Testemunho de pessoa com TCE há dez anos
Antes de mais, o meu nome é Carolina Neto Matias, tenho 29 anos, sou natural de Leiria e é com o maior dos orgulhos que digo que sou associada da Associação Novamente. Quando tinha 19 anos, estava a frequentar o 2º ano do Mestrado Integrado em Medicina, na Faculdade de Medicina da Universidade de Coimbra, estava tudo a correr muito bem até ao dia 28 de Maio de 2014 quando, no regresso a casa depois de mais um longo dia de aulas, vinha à boleia de uma amiga minha e fui atropelada após ter saído do carro dela, atropelamento esse que me causou um traumatismo crânio-encefálico (TCE) muito grave. Estive em coma durante 3 meses, perdi todas as minhas faculdades, mas, desde então, tenho vindo a recuperar contra todas as expectativas médicas. Estive durante 15 meses internada, período em que fiz essencialmente muita fisioterapia. Posso dizer que a minha vida desde Maio de 2014 tem vindo a ser uma montanha russa de emoções.

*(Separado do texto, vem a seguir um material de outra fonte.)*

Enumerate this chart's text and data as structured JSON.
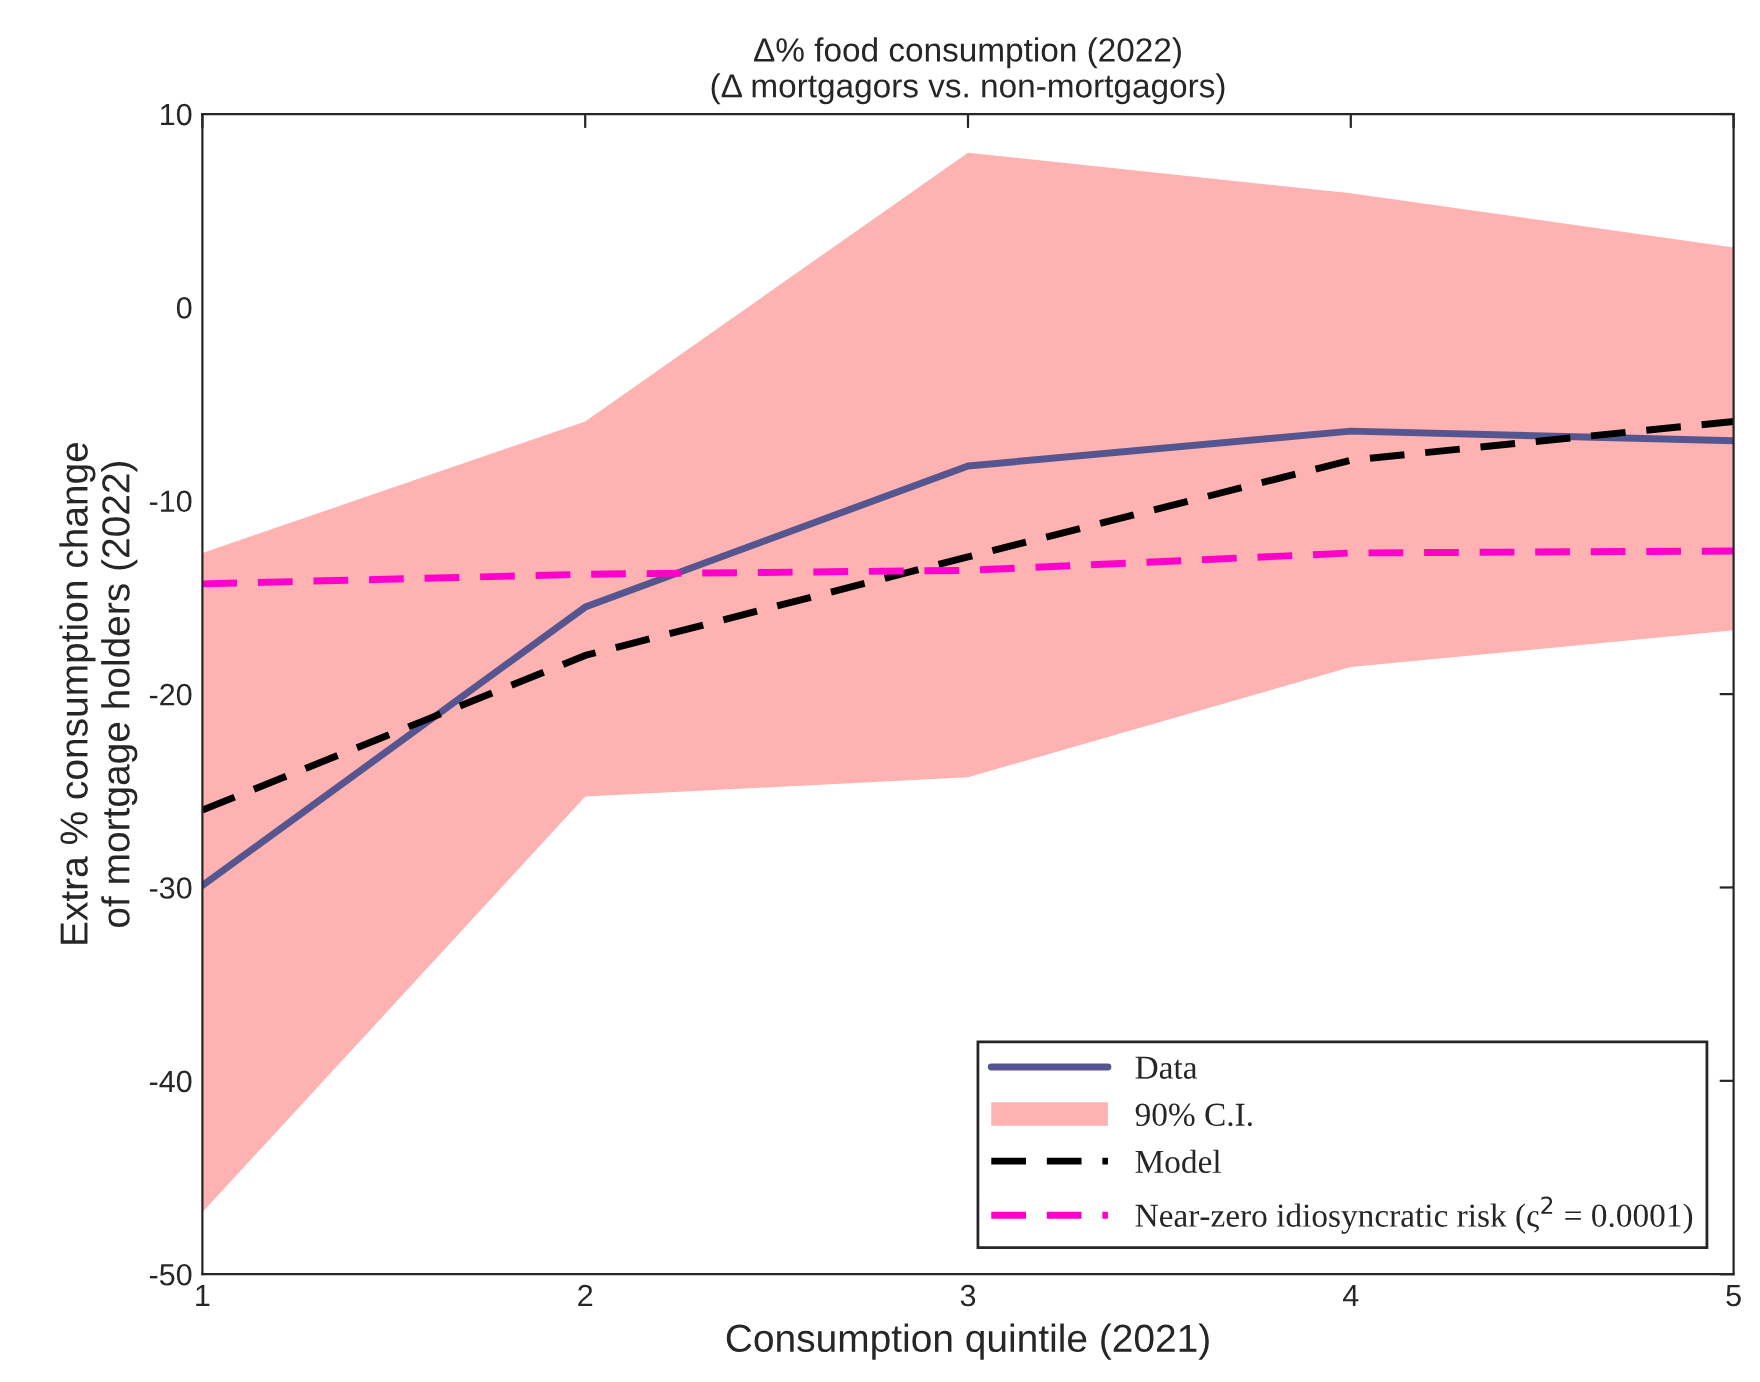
{
  "chart_data": {
    "type": "line",
    "title": "Δ% food consumption (2022)\n(Δ mortgagors vs. non-mortgagors)",
    "xlabel": "Consumption quintile (2021)",
    "ylabel": "Extra % consumption change\nof mortgage holders (2022)",
    "x": [
      1,
      2,
      3,
      4,
      5
    ],
    "series": [
      {
        "name": "Data",
        "color": "#55558f",
        "line_style": "solid",
        "values": [
          -29.9,
          -15.5,
          -8.2,
          -6.4,
          -6.9
        ]
      },
      {
        "name": "90% C.I.",
        "type": "area",
        "color": "#ffb2b2",
        "values": [
          null,
          null,
          null,
          null,
          null
        ],
        "lower": [
          -46.8,
          -25.3,
          -24.3,
          -18.6,
          -16.7
        ],
        "upper": [
          -12.7,
          -5.9,
          8.0,
          5.9,
          3.1
        ]
      },
      {
        "name": "Model",
        "color": "#000000",
        "line_style": "dashed",
        "values": [
          -26.0,
          -18.0,
          -12.9,
          -7.9,
          -5.9
        ]
      },
      {
        "name": "Near-zero idiosyncratic risk (ς$^{2}$ = 0.0001)",
        "color": "#ff00cc",
        "line_style": "dashed",
        "values": [
          -14.3,
          -13.8,
          -13.6,
          -12.7,
          -12.6
        ]
      }
    ],
    "xlim": [
      1,
      5
    ],
    "xticks": [
      1,
      2,
      3,
      4,
      5
    ],
    "ylim": [
      -50,
      10
    ],
    "yticks": [
      -50,
      -40,
      -30,
      -20,
      -10,
      0,
      10
    ],
    "grid": false,
    "legend": "bottom right",
    "marker": "none"
  }
}
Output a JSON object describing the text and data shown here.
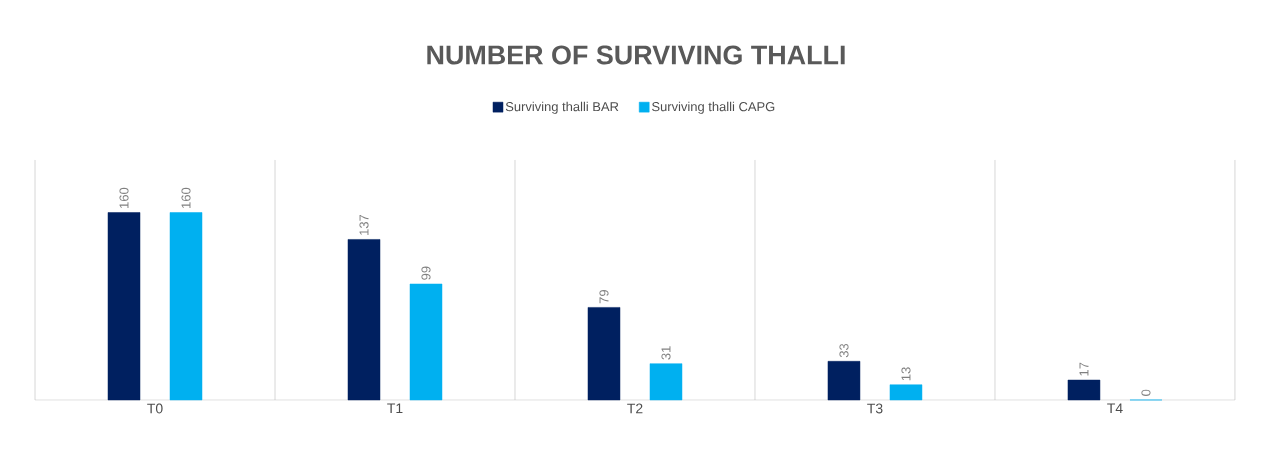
{
  "chart_data": {
    "type": "bar",
    "title": "NUMBER OF SURVIVING THALLI",
    "categories": [
      "T0",
      "T1",
      "T2",
      "T3",
      "T4"
    ],
    "series": [
      {
        "name": "Surviving thalli BAR",
        "color": "#002060",
        "values": [
          160,
          137,
          79,
          33,
          17
        ]
      },
      {
        "name": "Surviving thalli CAPG",
        "color": "#00b0f0",
        "values": [
          160,
          99,
          31,
          13,
          0
        ]
      }
    ],
    "data_labels": true,
    "legend": "top",
    "grid": "x"
  }
}
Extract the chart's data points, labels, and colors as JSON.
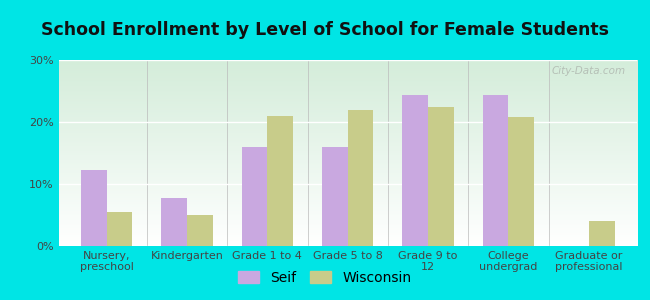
{
  "title": "School Enrollment by Level of School for Female Students",
  "categories": [
    "Nursery,\npreschool",
    "Kindergarten",
    "Grade 1 to 4",
    "Grade 5 to 8",
    "Grade 9 to\n12",
    "College\nundergrad",
    "Graduate or\nprofessional"
  ],
  "seif_values": [
    12.2,
    7.8,
    16.0,
    16.0,
    24.3,
    24.3,
    0
  ],
  "wisconsin_values": [
    5.5,
    5.0,
    21.0,
    22.0,
    22.5,
    20.8,
    4.0
  ],
  "seif_color": "#c9a8e0",
  "wisconsin_color": "#c8cc8a",
  "background_color": "#00e5e5",
  "grad_top": "#ffffff",
  "grad_bottom": "#d4edda",
  "ylim": [
    0,
    30
  ],
  "yticks": [
    0,
    10,
    20,
    30
  ],
  "ytick_labels": [
    "0%",
    "10%",
    "20%",
    "30%"
  ],
  "bar_width": 0.32,
  "title_fontsize": 12.5,
  "tick_fontsize": 8,
  "legend_fontsize": 10,
  "watermark": "City-Data.com"
}
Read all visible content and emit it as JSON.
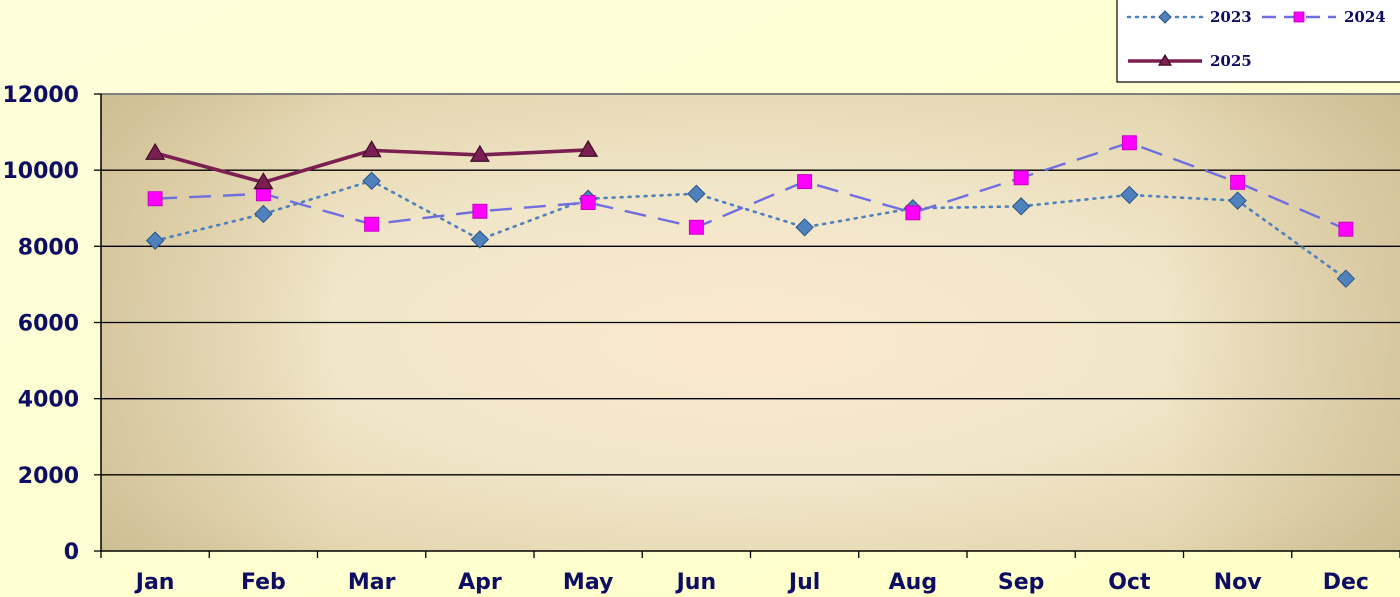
{
  "chart_data": {
    "type": "line",
    "title": "",
    "xlabel": "",
    "ylabel": "",
    "categories": [
      "Jan",
      "Feb",
      "Mar",
      "Apr",
      "May",
      "Jun",
      "Jul",
      "Aug",
      "Sep",
      "Oct",
      "Nov",
      "Dec"
    ],
    "ylim": [
      0,
      12000
    ],
    "yticks": [
      0,
      2000,
      4000,
      6000,
      8000,
      10000,
      12000
    ],
    "grid": true,
    "legend_position": "top-right",
    "series": [
      {
        "name": "2023",
        "values": [
          8150,
          8850,
          9720,
          8180,
          9250,
          9380,
          8500,
          9000,
          9050,
          9350,
          9200,
          7150
        ],
        "color": "#4f81bd",
        "line_style": "dotted",
        "marker": "diamond"
      },
      {
        "name": "2024",
        "values": [
          9250,
          9380,
          8580,
          8920,
          9150,
          8500,
          9700,
          8880,
          9800,
          10720,
          9680,
          8450
        ],
        "color": "#6f6fe0",
        "marker_color": "#ff00ff",
        "line_style": "dashed",
        "marker": "square"
      },
      {
        "name": "2025",
        "values": [
          10450,
          9680,
          10520,
          10400,
          10530,
          null,
          null,
          null,
          null,
          null,
          null,
          null
        ],
        "color": "#7b1f52",
        "line_style": "solid",
        "marker": "triangle"
      }
    ]
  }
}
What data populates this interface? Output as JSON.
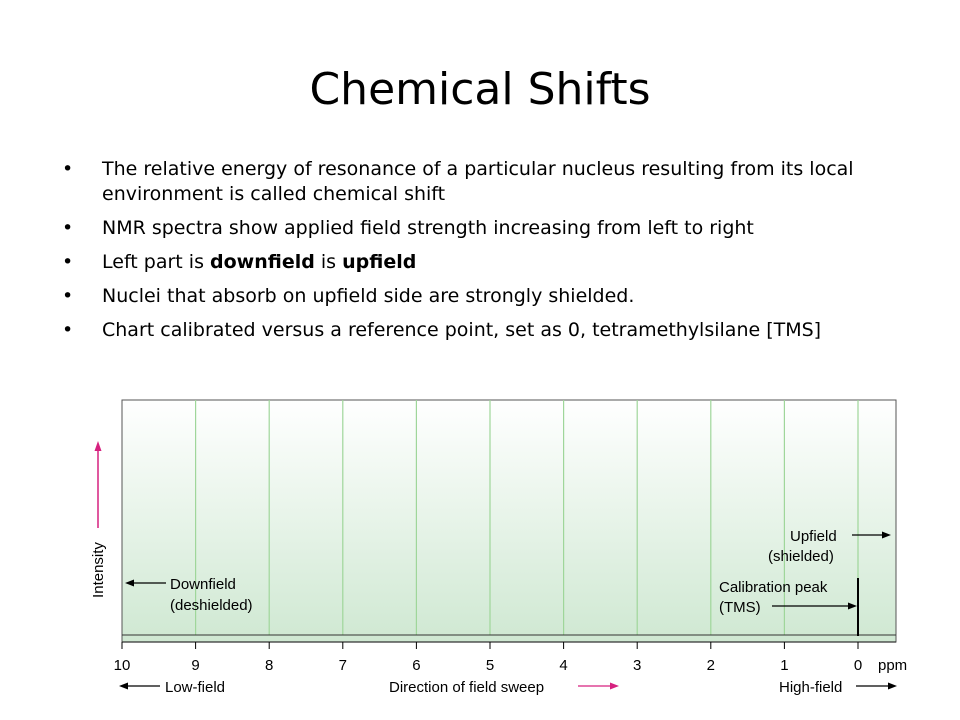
{
  "slide": {
    "title": "Chemical Shifts",
    "bullets": [
      {
        "parts": [
          {
            "text": "The relative energy of resonance of a particular nucleus resulting from its local environment is called chemical shift",
            "bold": false
          }
        ]
      },
      {
        "parts": [
          {
            "text": "NMR spectra show applied field strength increasing from left to right",
            "bold": false
          }
        ]
      },
      {
        "parts": [
          {
            "text": "Left part is ",
            "bold": false
          },
          {
            "text": "downfield",
            "bold": true
          },
          {
            "text": " is ",
            "bold": false
          },
          {
            "text": "upfield",
            "bold": true
          }
        ]
      },
      {
        "parts": [
          {
            "text": "Nuclei that absorb on upfield side are strongly shielded.",
            "bold": false
          }
        ]
      },
      {
        "parts": [
          {
            "text": "Chart calibrated versus a reference point, set as 0, tetramethylsilane [TMS]",
            "bold": false
          }
        ]
      }
    ]
  },
  "figure": {
    "y_axis_label": "Intensity",
    "x_ticks": [
      "10",
      "9",
      "8",
      "7",
      "6",
      "5",
      "4",
      "3",
      "2",
      "1",
      "0"
    ],
    "x_unit": "ppm",
    "low_field": "Low-field",
    "direction_label": "Direction of field sweep",
    "high_field": "High-field",
    "downfield_line1": "Downfield",
    "downfield_line2": "(deshielded)",
    "upfield_line1": "Upfield",
    "upfield_line2": "(shielded)",
    "calibration_line1": "Calibration peak",
    "calibration_line2": "(TMS)",
    "colors": {
      "panel_top": "#ffffff",
      "panel_bottom": "#cfe8d2",
      "gridline": "#9fd69a",
      "accent_arrow": "#d6217f",
      "panel_border": "#555555"
    }
  }
}
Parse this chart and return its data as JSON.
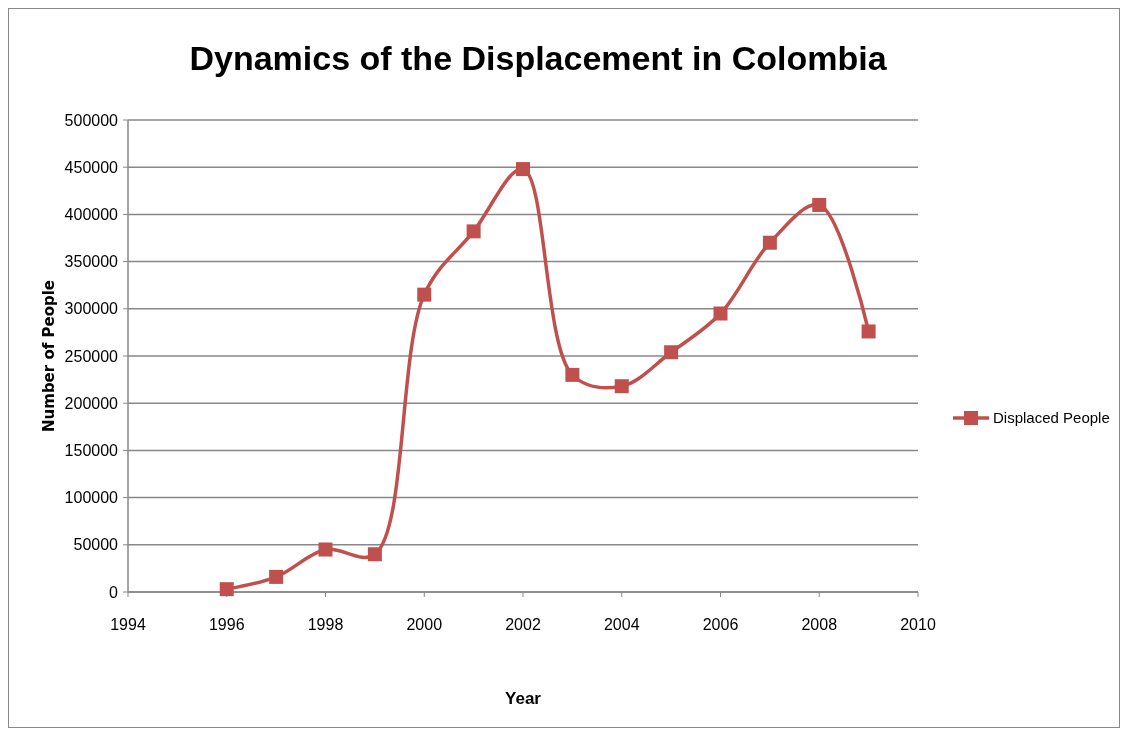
{
  "chart_data": {
    "type": "line",
    "title": "Dynamics of the Displacement in Colombia",
    "xlabel": "Year",
    "ylabel": "Number of People",
    "x": [
      1996,
      1997,
      1998,
      1999,
      2000,
      2001,
      2002,
      2003,
      2004,
      2005,
      2006,
      2007,
      2008,
      2009
    ],
    "series": [
      {
        "name": "Displaced People",
        "color": "#c0504d",
        "values": [
          3000,
          16000,
          45000,
          40000,
          315000,
          382000,
          448000,
          230000,
          218000,
          254000,
          295000,
          370000,
          410000,
          276000
        ]
      }
    ],
    "xlim": [
      1994,
      2010
    ],
    "xticks": [
      1994,
      1996,
      1998,
      2000,
      2002,
      2004,
      2006,
      2008,
      2010
    ],
    "ylim": [
      0,
      500000
    ],
    "yticks": [
      0,
      50000,
      100000,
      150000,
      200000,
      250000,
      300000,
      350000,
      400000,
      450000,
      500000
    ],
    "grid": "y",
    "legend": "right",
    "marker": "square",
    "line_style": "solid"
  }
}
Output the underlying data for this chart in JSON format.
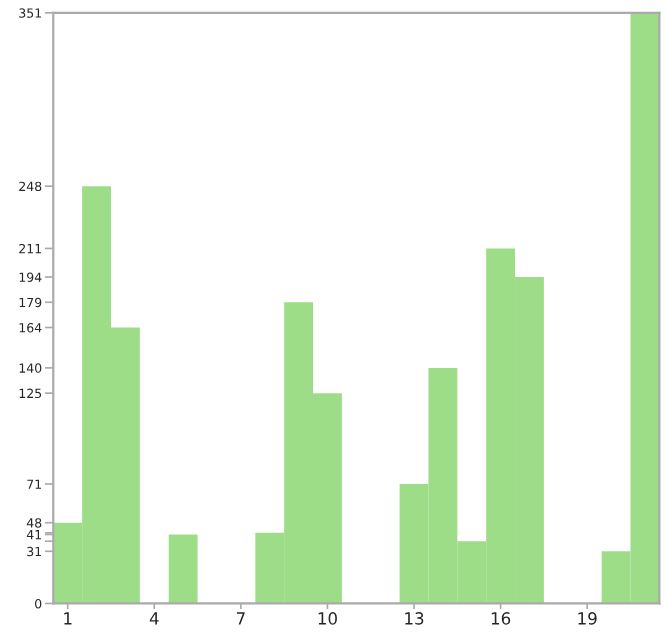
{
  "chart_data": {
    "type": "bar",
    "categories": [
      "1",
      null,
      null,
      "4",
      null,
      null,
      "7",
      null,
      null,
      "10",
      null,
      null,
      "13",
      null,
      null,
      "16",
      null,
      null,
      "19",
      null,
      null
    ],
    "values": [
      48,
      248,
      164,
      0,
      41,
      0,
      0,
      42,
      179,
      125,
      0,
      0,
      71,
      140,
      37,
      211,
      194,
      0,
      0,
      31,
      351
    ],
    "color": "#9edd88",
    "ylim": [
      0,
      351
    ],
    "yticks": [
      0,
      31,
      {
        "value": 37,
        "label": null
      },
      41,
      {
        "value": 42,
        "label": null
      },
      48,
      71,
      125,
      140,
      164,
      179,
      194,
      211,
      248,
      351
    ],
    "grid": false
  }
}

Quando estava em fase aguda no coma, a grande preocupação dos médicos era, obviamente, assegurar a estabilidade dos meus sinais vitais e garantir a minha sobrevivência. Quando fui transferida dos cuidados intensivos para os cuidados intermédios, já estava num quarto e podia ter a minha mãe comigo, lembro-me de pensar muito se alguma vez voltaria a casa, tocava na rádio “let her go” dos The Passenger e eu traduzia aquela parte em que cantam “only hate the road when you’re missing home…” E eu lembro-me de pensar: “eu não estou na estrada e tenho saudades de casa” e também tocava aquela do Pedro Abrunhosa “eu quero voltar para os braços da minha mãe” e eu lembro-me de pensar que a queria voltar a abraçar, apesar de saber que ela estava ali sempre comigo, queria voltar a ter a sensação de poder abrir os braços e a abraçar. Quando estava menos depende do suporte básico de vida fui para o centro de reabilitação Rovisco Pais, na Tocha, onde, apesar de já não estar no hospital continuava a ter profissionais de saúde a ajudar-me nas minhas AVDs e só sonhava com o dia em que sairia dali e voltaria ao meu quarto, às minhas coisas. Havia sempre aquela esperança e motivação para cada dia fazer mais e melhor, para ter a tão ansiada liberdade o mais rapidamente possível; até falava com os meus colegas do internamento que quando saíssemos dali iríamos fazer uma festa chamada “O êxito dos ex internados no Rovisco Pais”.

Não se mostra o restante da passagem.